ID\tForm\tAliases\tTag\tLemma\tExact form\tSense ID\tUse only my sense\tSemantic information
This is an example of this format:
\tGeller Cup\t\tNPUU\tGeller Cup\ty\tFR007\ty\tsementity/class=instance@type=Top>Object>Trophy
\tHuggsy\t\tNPUU\tHuggsy\ty\tFR008\ty\tsementity/class=instance@type=Top>Object>StuffedAnimal
\tCentral Perk\t\tNPUU\tCentral Perk\ty\tFR009\ty\tsementity/class=instance@type=Top>Location
5eb3f90244100\tJoey Tribbiani\tDr. Drake Ramoray|Hans Ramoray\tNPUU\tJoey Tribbiani\ty\t\tn\tsementity/class=instance@type=Top>Person>Characters\toccupation_list=actor
In this example, we can see two types of entries: the first three, which do not have and ID (and the reason why they start directly with a tab character), and so they are new entries we are going to add to our dictionary.

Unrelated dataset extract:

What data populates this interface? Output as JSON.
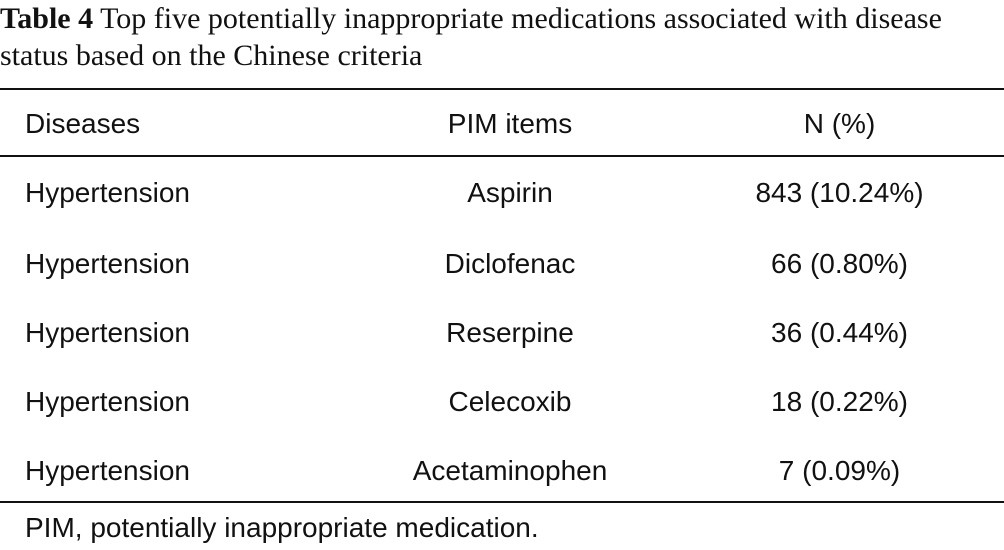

The last one does have an ID, so we will update an existing entry in the dictionary (in this case, we are adding a new alias).
There can be errors in the import process, mainly of two types:
When a line in the file gives a Format error, it will be ignored. The result of the import process will be specified by a message in the dictionary view, detailing the entries that have generated an error.
Usually, when you import a dictionary from a file and there is a format error, you may want to correct the affected rows in the import file (shown in the error message), copy them to a new file and try to import them again.
The error is related to the plan limit, the import won't be carried out and the following message will appear:
To export a dictionary's entries to a file, you only have to click on the sidebar's Export button.
This will open a modal dialog that will enable you to select the format you want to use in the export process: basic or extended.
It will create a file with the same format required to import a dictionary (the extended format, the most complete one), featuring each entry in a new line and all fields separated with tabulation characters.
It's important to know that this action doesn't create an exact backup of the dictionary. It only exports entries. Other fields of the dictionary like name, language and description are not saved in the export file.